# 2010 Clutch/Pressure Plate Parts?



## Kevin B (Feb 11, 2008)

Does anyone no where I can get some new pressure plate parts for 2010 clutch? I need levers and springs. JD doesn't have any. No longer available.


----------



## Live Oak (Dec 22, 2003)

Did you ask your parts manager at your Deere dealer or is that what the jdparts website said?


----------



## Kevin B (Feb 11, 2008)

Both the JD dealer, and the web site. I think I've found an after market place, but still checking it out and comparing part numbers between the JD site and the aftermarket site.


----------



## Live Oak (Dec 22, 2003)

Kevin,

Call these guys and ask for Ricky Heflin. If anybody can find you those parts Ricky can. Tell Ricky I (Randy) referred you to him from Tractor Forum and he usually gives a discount. Ricky is SHARP when it comes to finding tough to locate parts. 

http://www.hutsoninc.com/russellville.htm

1-800-726-7172


----------



## Kevin B (Feb 11, 2008)

Thanks for the help.
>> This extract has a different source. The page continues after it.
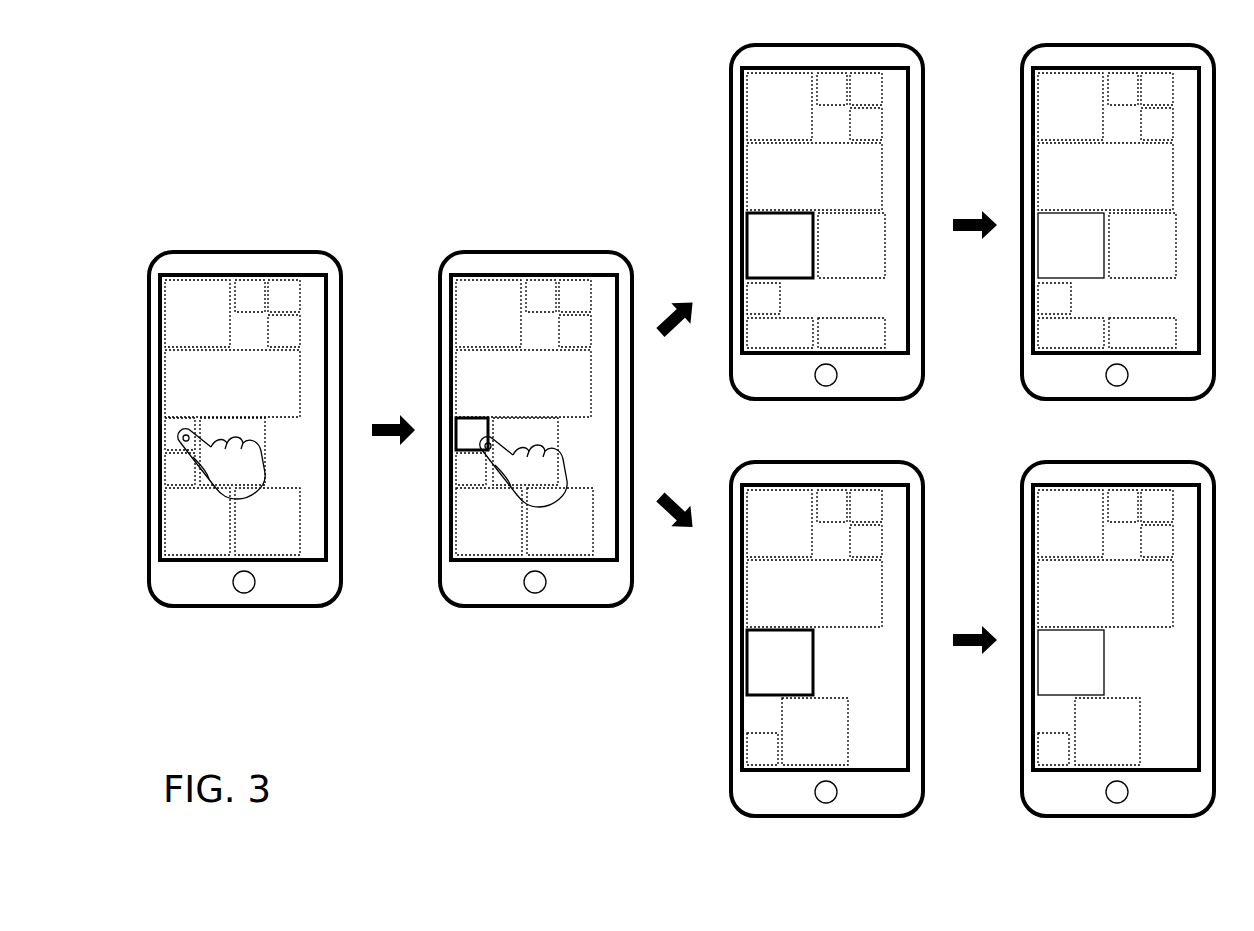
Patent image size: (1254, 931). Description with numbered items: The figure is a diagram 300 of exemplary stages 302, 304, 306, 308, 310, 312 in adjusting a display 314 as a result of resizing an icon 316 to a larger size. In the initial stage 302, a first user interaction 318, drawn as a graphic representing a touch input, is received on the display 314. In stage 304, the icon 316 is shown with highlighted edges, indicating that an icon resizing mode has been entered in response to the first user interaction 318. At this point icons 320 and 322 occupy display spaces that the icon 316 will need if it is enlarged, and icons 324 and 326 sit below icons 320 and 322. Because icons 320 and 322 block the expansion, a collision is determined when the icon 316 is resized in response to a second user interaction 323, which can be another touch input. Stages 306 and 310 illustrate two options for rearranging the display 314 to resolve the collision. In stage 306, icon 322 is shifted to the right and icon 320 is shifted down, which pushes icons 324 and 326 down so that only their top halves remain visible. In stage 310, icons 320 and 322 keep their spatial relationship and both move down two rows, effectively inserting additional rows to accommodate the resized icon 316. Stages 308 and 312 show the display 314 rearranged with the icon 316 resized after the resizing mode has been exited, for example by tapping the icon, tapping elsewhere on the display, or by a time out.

I've got the pressure plate coming and the clutch disc is being resurfaced by a local clutch and brake company. 

My local JD dealer has a universal clutch alignment tool. I I'll take a look at it when I pick up the pilot and throw out bearings. In anyones experience, does the JD universal tool work for the double shaft of the clutch and pressure plate?


----------